As part of its most recent retaliation against Washington in the mounting trade dispute, China will impose tariffs of 25 percent on a further $16 billion in U.S. imports, which will affect trade in goods from fuel and steel products to autos and medical equipment. Crude oil will be exempt.
The ongoing trade war is rattling global markets and investors fear any slowdown in the world's two largest economies would slash demand for commodities.
On top of the impact on the broader global economy, there is growing worry in the crude oil market about Chinese demand. Crude imports picked up in July after two months of decline, but were still among the lowest this year due to a drop-off in demand from smaller independent refineries.

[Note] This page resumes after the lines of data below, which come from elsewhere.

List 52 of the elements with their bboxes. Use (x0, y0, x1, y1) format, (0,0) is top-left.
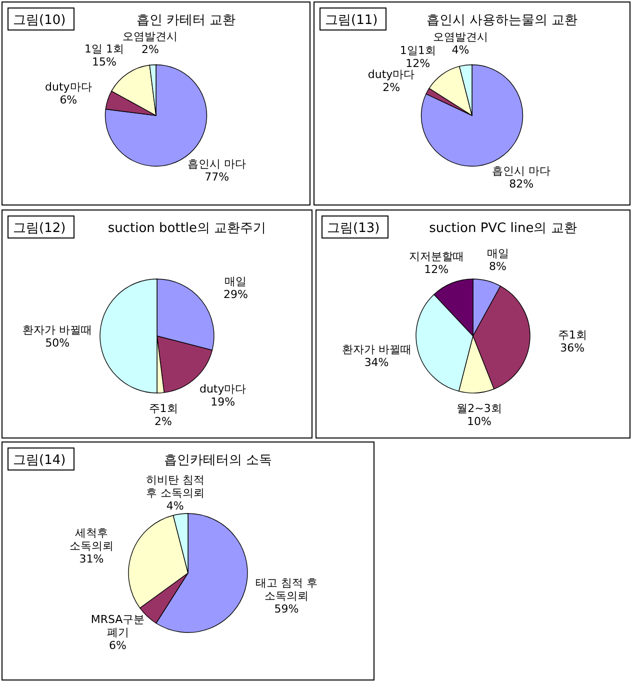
data-label: 2% (382, 80, 400, 94)
data-label: 6% (60, 93, 78, 106)
data-label: 4% (166, 499, 184, 512)
data-label: 6% (109, 639, 126, 652)
data-label: 12% (424, 263, 449, 276)
data-label: 4% (452, 44, 470, 57)
data-label: 10% (467, 415, 492, 428)
slice-label: 흡인시 마다 (492, 164, 551, 178)
data-label: 36% (560, 341, 585, 354)
data-label: 12% (406, 57, 430, 70)
slice-label: 지저분할때 (408, 250, 464, 264)
slice-label: 1일1회 (400, 44, 436, 58)
chart-title: 흡인 카테터 교환 (136, 13, 236, 28)
chart-title: suction bottle의 교환주기 (108, 221, 266, 236)
data-label: 29% (223, 288, 248, 302)
slice-label: duty마다 (45, 80, 92, 94)
text: 그림(13) (327, 221, 380, 236)
slice-label: duty마다 (368, 68, 415, 81)
text: 그림(11) (325, 13, 378, 28)
data-label: 50% (45, 336, 70, 350)
slice-label: 매일 (486, 247, 509, 260)
text: 그림(10) (13, 13, 66, 28)
slice-label: 오염발견시 (122, 30, 178, 44)
slice-label: 매일 (224, 275, 247, 288)
data-label: 19% (210, 396, 236, 409)
slice-label: 세척후 소독의뢰 (69, 526, 114, 552)
data-label: 82% (509, 178, 534, 191)
chart-title: 흡인카테터의 소독 (164, 453, 272, 468)
slice-label: 환자가 바뀔때 (22, 324, 92, 336)
text: 그림(14) (13, 453, 66, 468)
slice-label: 주1회 (558, 328, 587, 342)
chart-title: suction PVC line의 교환 (429, 221, 577, 236)
slice-label: MRSA구분 폐기 (90, 613, 145, 640)
text: 그림(12) (13, 221, 66, 236)
data-label: 34% (364, 356, 389, 370)
chart-title: 흡인시 사용하는물의 교환 (426, 13, 578, 28)
slice-label: 월2~3회 (456, 402, 502, 416)
data-label: 2% (141, 43, 159, 56)
data-label: 2% (154, 415, 172, 428)
slice-label: 환자가 바뀔때 (342, 343, 412, 356)
slice-label: 흡인시 마다 (188, 158, 246, 171)
data-label: 8% (489, 260, 506, 274)
slice-label: 태고 침적 후 소독의뢰 (256, 576, 318, 603)
slice-label: 히비탄 침적 후 소독의뢰 (146, 473, 204, 500)
data-label: 31% (79, 552, 104, 566)
data-label: 59% (274, 602, 299, 616)
slice-label: 1일 1회 (84, 42, 124, 56)
slice-label: duty마다 (199, 382, 246, 396)
data-label: 77% (204, 170, 230, 184)
slice-label: 오염발견시 (432, 30, 488, 44)
slice-label: 주1회 (148, 402, 178, 416)
data-label: 15% (92, 56, 116, 69)
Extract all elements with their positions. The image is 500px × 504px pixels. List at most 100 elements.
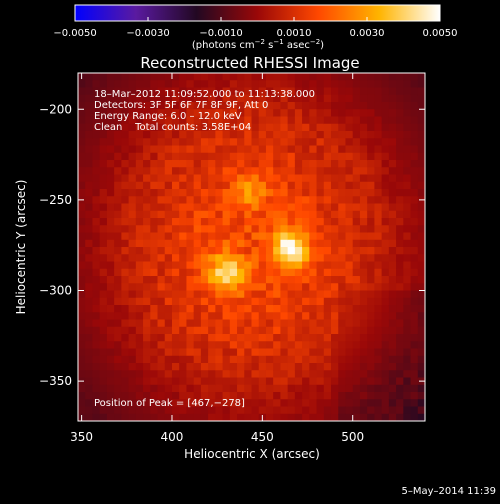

The U.S. Energy Information Administration, meanwhile, reported that crude inventories fell 1.4 million barrels in the latest week, less than half the 3.3 million-barrel draw analysts had expected.
Gasoline stocks rose by 2.9 million barrels, compared with expectations for a drop of 1.7 million-barrel drop, as forecast in a Reuters poll.
In another sign that exporters are preparing for slower demand from some of the big Asian buyers, Iraq cut its official selling price for September cargoes of Basra Light crude for its Asian customers on Thursday.